Pourquoi ce film n'a t-il pas eu la Palme d'Or? Pourquoi? Pourquoi avoir récompensé le film turc, qui ne manquait pas de certaines beautés mais était aussi prétentieux et ampoulé? Donner, enfin, une palme à un réalisateur africain, cela aurait eu de l'allure....
Le film d'Abderrahmane Sissako, en dehors de la force de son contenu, est d'une telle beauté.... ces dunes blondes, ponctuées d'arbustes au vert grisé; ces paysages que le vent chargé de sable rend toujours imprécis, comme saupoudrés d'une fine couche de poudre d'or, un maki-e fait par la nature....
Et puis il y a la rivière, là où le drame va se nouer, si lente, si tranquille, avec ses longues barques d'où le pêcheur pose ses filets, une atmosphère toute de sérénité qui rappelle la grâce et l'harmonie de certains films vietnamiens. Comme ces troupeaux de vaches à bosse, aux longues cornes effilées, si élégantes.
Le film s'ouvre et se clôt sur l'image d'une gazelle, poursuivie par une horde en 4X4. Ils ne veulent même pas la tuer: ils s'amusent juste à la terroriser...
Et les gens aussi sont beaux! cette famille d'éleveurs touareg qui vit sous une tente, à l'écart du village, avec le petit berger, un orphelin (chez les touareg qui ont le sang chaud sous leur calme apparent, il semble qu'on meure jeune...). Kidane, le père (Ibrahim Ahmed); Satima, la mère (Toulou Kiki); Toya, la petite fille de douze ans (Layla Walet Mohamed). Oui, tous si beaux, avec la lente dignité de leur gestuelle, s'inscrivant si justes, si naturels dans le paysage.

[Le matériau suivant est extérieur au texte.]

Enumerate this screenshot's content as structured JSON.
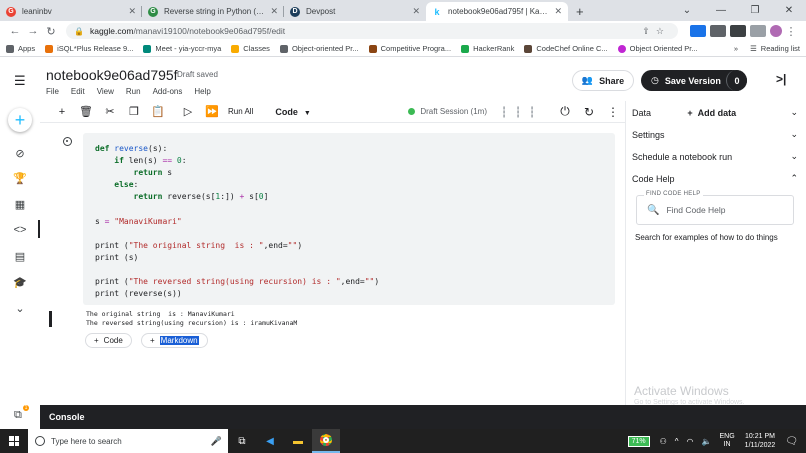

Dans la ville bambara, l'atmosphère est différente, bien sûr; que de charme aussi dans ces ruelles tortueuses, entre les maisons de pisé. l'atmosphère devait être joyeuse, jusqu'au jour où débarquent les djihaddistes venus d'on ne sait où, qui s'auto-proclament maîtres de la ville. Plus de cigarettes, plus de musique, plus de football; les femmes doivent porter chaussettes et gants; les hommes, par contre, doivent retrousser leur pantalon au dessus des chevilles (?).
Ils résistent, comme ils peuvent, ils font front. La marchande de poisson tient tête: comment on peut vendre du poisson, hein, avec des gants? Les ados organisent une partie de foot mimée, sans ballon -un des moments magiques du film. Une jeune fille condamnée à cinquante coups de fouet pour avoir chanté tente, désespérément, de reprendre une chanson sous la douleur du supplice. Il y a aussi la Haitïenne (Kettly Noël) que fait elle là? qui se promène en robe bariolée et longue traine, des nœuds dans les cheveux à la place du voile, son coq sur l'épaule..... elle doit être un peu sorcière vaudou, car on ne la touche pas. La justesse, la personnalité, la vie de tous ces protagonistes sont magnifiques.
Jusqu'au jour où un couple adultère est enterré, jusqu'aux épaules, et lapidé.... où les fillettes sont contraintes à des mariages forcés avec des djihaddistes... L'iman local résiste, comme il peut -mais que peut-il? Le chef djihhadiste dit la loi, fait la loi, tant religieuse que civile.
Cette troupe est hétéroclite. Personne ne parle le tamascheq, en tous cas. L'un d'entre eux, qui veut une jeune fille, ne peut communiquer qu'en anglais... Les interprètes sont omniprésents. Et il y a même un français, Abdelkrim (Abel Jafri), hélas! Comment en est il arrivé là? Il semble qu'il ait été danseur, dans une autre vie... En tous cas, c'est l'élément douteux de la troupe; il fume en cachette et aimerait bien se faire Satima, mariée ou pas (décidemment, notre réputation de branleurs nous suit partout!).
On ne va pas vous raconter l'intrigue, naturellement; mais il faut insister sur le fait qu'en dehors du message politique qui met en lumière des faits récents, c'est un magnifique film, tout simplement. Ce n'est pas un documentaire: c'est du grand cinéma. Le film de la saison, en tous cas, c'est certain.